Since in logical binary operator, we only need the boolean value. The temporary object can be destroyed right after it is evaluated.

This depends on how much we want to simulate real control flow of expression. C++ standard states that destructors of temporaries should be called at the end of full expression and in reverse order of their construction. Your example does not satisfy this. It only guaranties that destructor for temporary will be called.

I know it does not conform to the standard. I just proposed it to see if it is a viable alternative for CFG construction. But extending the CFG terminator could be a good idea. I’ll think about it.

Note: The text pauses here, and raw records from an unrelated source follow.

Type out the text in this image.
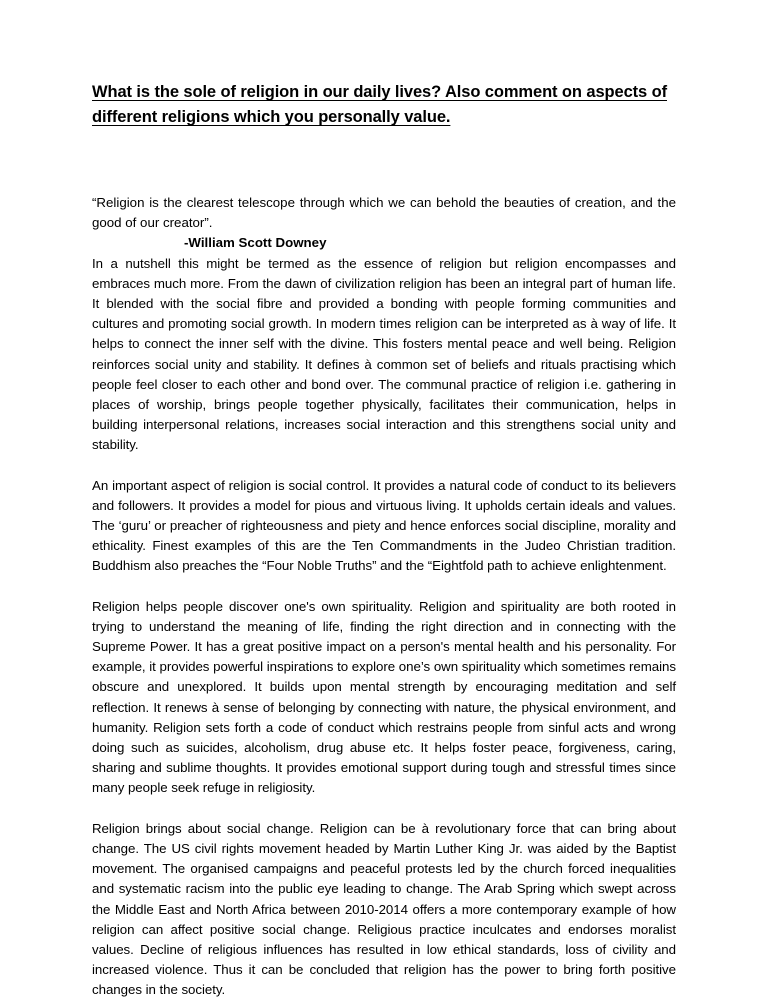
What is the sole of religion in our daily lives? Also comment on aspects of different religions which you personally value.

“Religion is the clearest telescope through which we can behold the beauties of creation, and the good of our creator”.

-William Scott Downey

In a nutshell this might be termed as the essence of religion but religion encompasses and embraces much more. From the dawn of civilization religion has been an integral part of human life. It blended with the social fibre and provided a bonding with people forming communities and cultures and promoting social growth. In modern times religion can be interpreted as à way of life. It helps to connect the inner self with the divine. This fosters mental peace and well being. Religion reinforces social unity and stability. It defines à common set of beliefs and rituals practising which people feel closer to each other and bond over. The communal practice of religion i.e. gathering in places of worship, brings people together physically, facilitates their communication, helps in building interpersonal relations, increases social interaction and this strengthens social unity and stability.

An important aspect of religion is social control. It provides a natural code of conduct to its believers and followers. It provides a model for pious and virtuous living. It upholds certain ideals and values. The ‘guru’ or preacher of righteousness and piety and hence enforces social discipline, morality and ethicality. Finest examples of this are the Ten Commandments in the Judeo Christian tradition. Buddhism also preaches the “Four Noble Truths” and the “Eightfold path to achieve enlightenment.

Religion helps people discover one's own spirituality. Religion and spirituality are both rooted in trying to understand the meaning of life, finding the right direction and in connecting with the Supreme Power. It has a great positive impact on a person's mental health and his personality. For example, it provides powerful inspirations to explore one’s own spirituality which sometimes remains obscure and unexplored. It builds upon mental strength by encouraging meditation and self reflection. It renews à sense of belonging by connecting with nature, the physical environment, and humanity. Religion sets forth a code of conduct which restrains people from sinful acts and wrong doing such as suicides, alcoholism, drug abuse etc. It helps foster peace, forgiveness, caring, sharing and sublime thoughts. It provides emotional support during tough and stressful times since many people seek refuge in religiosity.

Religion brings about social change. Religion can be à revolutionary force that can bring about change. The US civil rights movement headed by Martin Luther King Jr. was aided by the Baptist movement. The organised campaigns and peaceful protests led by the church forced inequalities and systematic racism into the public eye leading to change. The Arab Spring which swept across the Middle East and North Africa between 2010-2014 offers a more contemporary example of how religion can affect positive social change. Religious practice inculcates and endorses moralist values. Decline of religious influences has resulted in low ethical standards, loss of civility and increased violence. Thus it can be concluded that religion has the power to bring forth positive changes in the society.
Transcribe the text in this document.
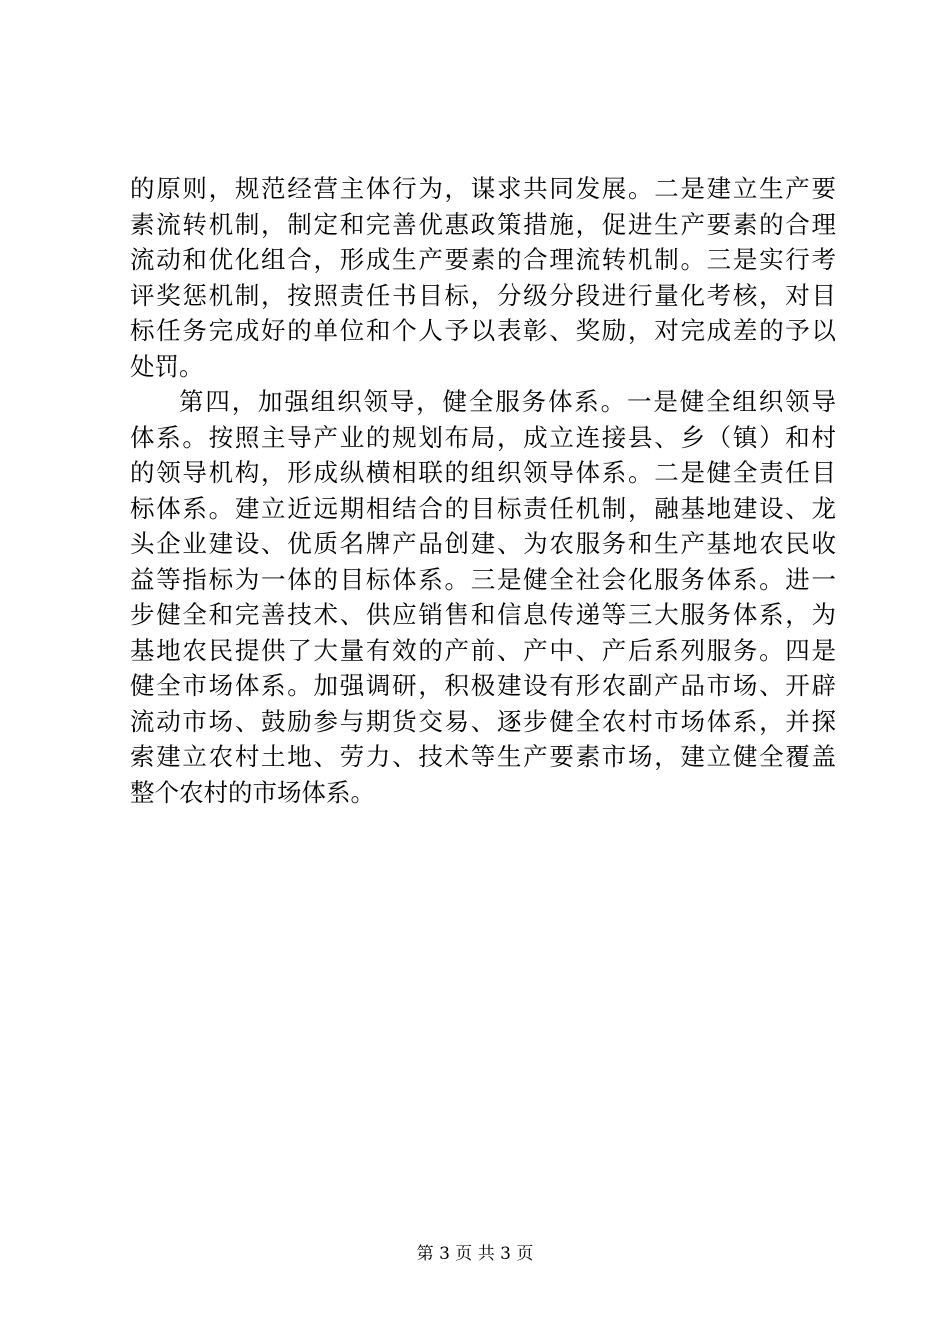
的原则，规范经营主体行为，谋求共同发展。二是建立生产要
素流转机制，制定和完善优惠政策措施，促进生产要素的合理
流动和优化组合，形成生产要素的合理流转机制。三是实行考
评奖惩机制，按照责任书目标，分级分段进行量化考核，对目
标任务完成好的单位和个人予以表彰、奖励，对完成差的予以
处罚。
第四，加强组织领导，健全服务体系。一是健全组织领导
体系。按照主导产业的规划布局，成立连接县、乡（镇）和村
的领导机构，形成纵横相联的组织领导体系。二是健全责任目
标体系。建立近远期相结合的目标责任机制，融基地建设、龙
头企业建设、优质名牌产品创建、为农服务和生产基地农民收
益等指标为一体的目标体系。三是健全社会化服务体系。进一
步健全和完善技术、供应销售和信息传递等三大服务体系，为
基地农民提供了大量有效的产前、产中、产后系列服务。四是
健全市场体系。加强调研，积极建设有形农副产品市场、开辟
流动市场、鼓励参与期货交易、逐步健全农村市场体系，并探
索建立农村土地、劳力、技术等生产要素市场，建立健全覆盖
整个农村的市场体系。
第 3 页 共 3 页
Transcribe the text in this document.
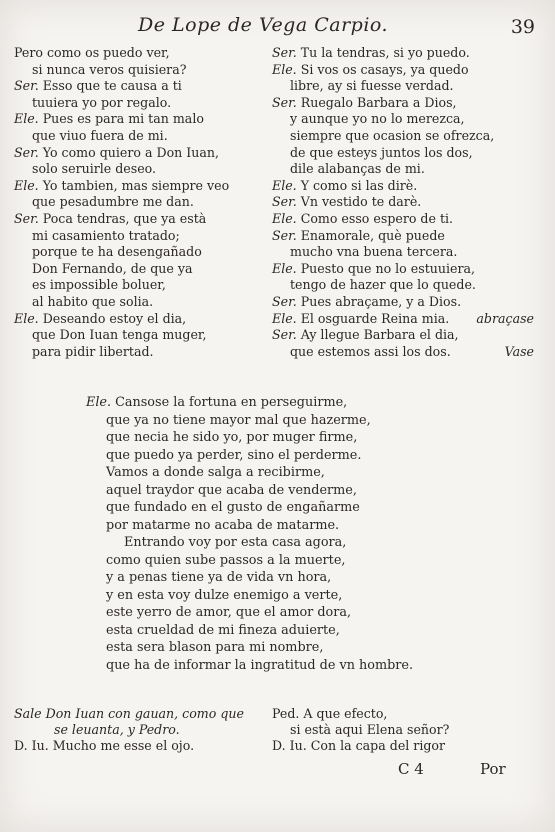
De Lope de Vega Carpio.	39
Pero como os puedo ver,
si nunca veros quisiera?
Ser. Esso que te causa a ti
tuuiera yo por regalo.
Ele. Pues es para mi tan malo
que viuo fuera de mi.
Ser. Yo como quiero a Don Iuan,
solo seruirle deseo.
Ele. Yo tambien, mas siempre veo
que pesadumbre me dan.
Ser. Poca tendras, que ya està
mi casamiento tratado;
porque te ha desengañado
Don Fernando, de que ya
es impossible boluer,
al habito que solia.
Ele. Deseando estoy el dia,
que Don Iuan tenga muger,
para pidir libertad.
Ser. Tu la tendras, si yo puedo.
Ele. Si vos os casays, ya quedo
libre, ay si fuesse verdad.
Ser. Ruegalo Barbara a Dios,
y aunque yo no lo merezca,
siempre que ocasion se ofrezca,
de que esteys juntos los dos,
dile alabanças de mi.
Ele. Y como si las dirè.
Ser. Vn vestido te darè.
Ele. Como esso espero de ti.
Ser. Enamorale, què puede
mucho vna buena tercera.
Ele. Puesto que no lo estuuiera,
tengo de hazer que lo quede.
Ser. Pues abraçame, y a Dios.
Ele. El osguarde Reina mia. abraçase
Ser. Ay llegue Barbara el dia,
que estemos assi los dos.	Vase
Ele. Cansose la fortuna en perseguirme,
que ya no tiene mayor mal que hazerme,
que necia he sido yo, por muger firme,
que puedo ya perder, sino el perderme.
Vamos a donde salga a recibirme,
aquel traydor que acaba de venderme,
que fundado en el gusto de engañarme
por matarme no acaba de matarme.
Entrando voy por esta casa agora,
como quien sube passos a la muerte,
y a penas tiene ya de vida vn hora,
y en esta voy dulze enemigo a verte,
este yerro de amor, que el amor dora,
esta crueldad de mi fineza aduierte,
esta sera blason para mi nombre,
que ha de informar la ingratitud de vn hombre.
Sale Don Iuan con gauan, como que
se leuanta, y Pedro.
D. Iu. Mucho me esse el ojo.
Ped. A que efecto,
si està aqui Elena señor?
D. Iu. Con la capa del rigor
C 4	Por
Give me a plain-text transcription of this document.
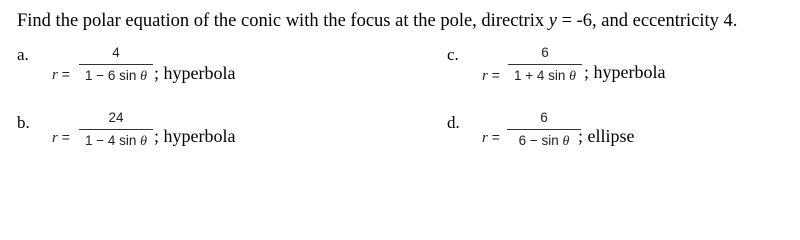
Find the polar equation of the conic with the focus at the pole, directrix y = -6, and eccentricity 4.
a.
r =
4
1 − 6 sin θ ; hyperbola
b.
r =
24
1 − 4 sin θ ; hyperbola
c.
r =
6
1 + 4 sin θ ; hyperbola
d.
r =
6
6 − sin θ ; ellipse
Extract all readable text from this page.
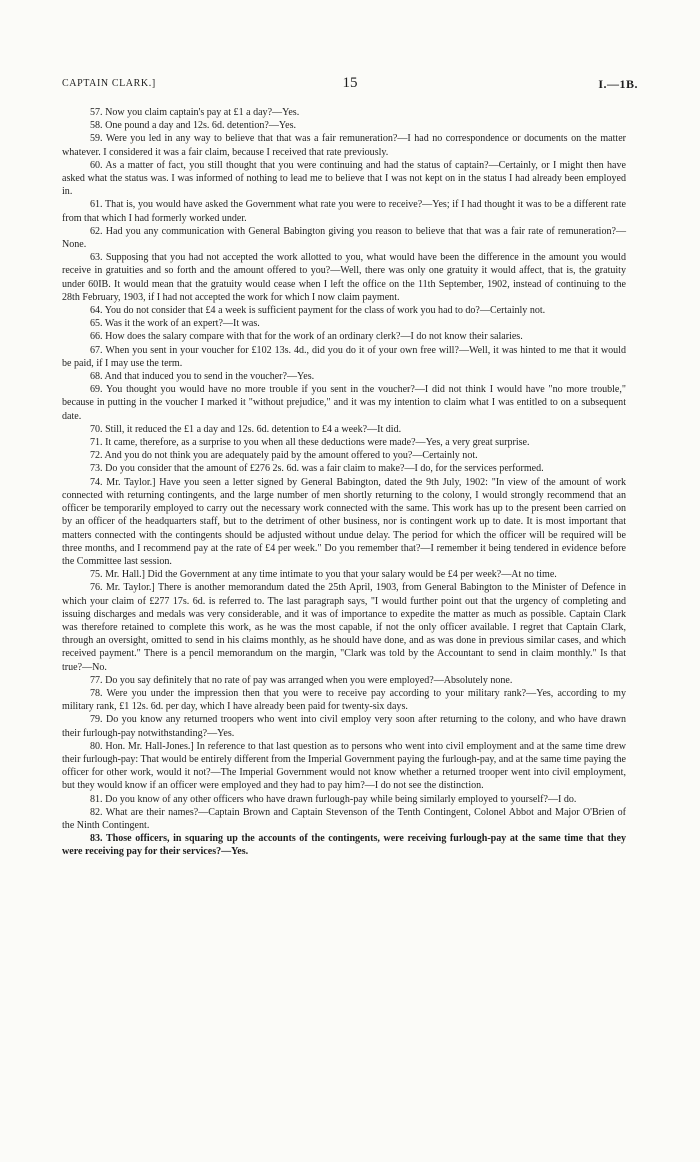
CAPTAIN CLARK.]	15	I.—1B.

57. Now you claim captain's pay at £1 a day?—Yes.

58. One pound a day and 12s. 6d. detention?—Yes.

59. Were you led in any way to believe that that was a fair remuneration?—I had no correspondence or documents on the matter whatever. I considered it was a fair claim, because I received that rate previously.

60. As a matter of fact, you still thought that you were continuing and had the status of captain?—Certainly, or I might then have asked what the status was. I was informed of nothing to lead me to believe that I was not kept on in the status I had already been employed in.

61. That is, you would have asked the Government what rate you were to receive?—Yes; if I had thought it was to be a different rate from that which I had formerly worked under.

62. Had you any communication with General Babington giving you reason to believe that that was a fair rate of remuneration?—None.

63. Supposing that you had not accepted the work allotted to you, what would have been the difference in the amount you would receive in gratuities and so forth and the amount offered to you?—Well, there was only one gratuity it would affect, that is, the gratuity under 60IB. It would mean that the gratuity would cease when I left the office on the 11th September, 1902, instead of continuing to the 28th February, 1903, if I had not accepted the work for which I now claim payment.

64. You do not consider that £4 a week is sufficient payment for the class of work you had to do?—Certainly not.

65. Was it the work of an expert?—It was.

66. How does the salary compare with that for the work of an ordinary clerk?—I do not know their salaries.

67. When you sent in your voucher for £102 13s. 4d., did you do it of your own free will?—Well, it was hinted to me that it would be paid, if I may use the term.

68. And that induced you to send in the voucher?—Yes.

69. You thought you would have no more trouble if you sent in the voucher?—I did not think I would have "no more trouble," because in putting in the voucher I marked it "without prejudice," and it was my intention to claim what I was entitled to on a subsequent date.

70. Still, it reduced the £1 a day and 12s. 6d. detention to £4 a week?—It did.

71. It came, therefore, as a surprise to you when all these deductions were made?—Yes, a very great surprise.

72. And you do not think you are adequately paid by the amount offered to you?—Certainly not.

73. Do you consider that the amount of £276 2s. 6d. was a fair claim to make?—I do, for the services performed.

74. Mr. Taylor.] Have you seen a letter signed by General Babington, dated the 9th July, 1902: "In view of the amount of work connected with returning contingents, and the large number of men shortly returning to the colony, I would strongly recommend that an officer be temporarily employed to carry out the necessary work connected with the same. This work has up to the present been carried on by an officer of the headquarters staff, but to the detriment of other business, nor is contingent work up to date. It is most important that matters connected with the contingents should be adjusted without undue delay. The period for which the officer will be required will be three months, and I recommend pay at the rate of £4 per week." Do you remember that?—I remember it being tendered in evidence before the Committee last session.

75. Mr. Hall.] Did the Government at any time intimate to you that your salary would be £4 per week?—At no time.

76. Mr. Taylor.] There is another memorandum dated the 25th April, 1903, from General Babington to the Minister of Defence in which your claim of £277 17s. 6d. is referred to. The last paragraph says, "I would further point out that the urgency of completing and issuing discharges and medals was very considerable, and it was of importance to expedite the matter as much as possible. Captain Clark was therefore retained to complete this work, as he was the most capable, if not the only officer available. I regret that Captain Clark, through an oversight, omitted to send in his claims monthly, as he should have done, and as was done in previous similar cases, and which received payment." There is a pencil memorandum on the margin, "Clark was told by the Accountant to send in claim monthly." Is that true?—No.

77. Do you say definitely that no rate of pay was arranged when you were employed?—Absolutely none.

78. Were you under the impression then that you were to receive pay according to your military rank?—Yes, according to my military rank, £1 12s. 6d. per day, which I have already been paid for twenty-six days.

79. Do you know any returned troopers who went into civil employ very soon after returning to the colony, and who have drawn their furlough-pay notwithstanding?—Yes.

80. Hon. Mr. Hall-Jones.] In reference to that last question as to persons who went into civil employment and at the same time drew their furlough-pay: That would be entirely different from the Imperial Government paying the furlough-pay, and at the same time paying the officer for other work, would it not?—The Imperial Government would not know whether a returned trooper went into civil employment, but they would know if an officer were employed and they had to pay him?—I do not see the distinction.

81. Do you know of any other officers who have drawn furlough-pay while being similarly employed to yourself?—I do.

82. What are their names?—Captain Brown and Captain Stevenson of the Tenth Contingent, Colonel Abbot and Major O'Brien of the Ninth Contingent.

83. Those officers, in squaring up the accounts of the contingents, were receiving furlough-pay at the same time that they were receiving pay for their services?—Yes.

2010/10/23 Ted Kremenek <kremenek@apple.com>

Indeed. After thinking about this some more, we can’t just keep a reference the original block-level expression that represented the branch condition and hope that is enough. That expression’s SVal should still be in the Environment (since it would still be live), and we could use it a second time when deciding the branch. That only works, however, if we only took a single branch (not both of them) and the SVal didn’t reference any symbolic values (which depend on state). Thus recording the branch taken seems to be the most accurate and simplest approach.

We could possibly insert this information into the Environment (possibly using some bit mangling for the Stmt* key value), have the data value represent the branch taken, and then have the liveness of that entry be the same as the liveness of the original condition expression.

For example, in A || B, the expression ‘A’ is used to determine the first branch. For that, we have a block-level expression (a Stmt*) which serves as a condition for the terminator ‘||’. That value gets inserted into the Environment as part of regular evaluation, and stays live until after we are done with evaluating the ‘||’ terminator (LiveVariables analysis does this for us). In addition, we could insert another entry whose key is similar to the one for the block-level expression but instead has a bit twiddled (e.g., we take the Stmt* for ‘A’, which represents the condition value used for the first branch, and then bit-mangle it). We could use that to record what branch we took, and keep that entry around as long as the original block-level expression (e.g., the Stmt* for ‘A’) would stay in the Environment. That value’s lifetime would get extended by having a special CFGTerminator that referenced that block-level expression and represented the terminator for jumping to the block with the destructor calls. We then consult the branch value when choosing what block to jump to for the destructors.

That means we need to modify the dataflow solver since the Terminator does not participate the dataflow computation for now, right?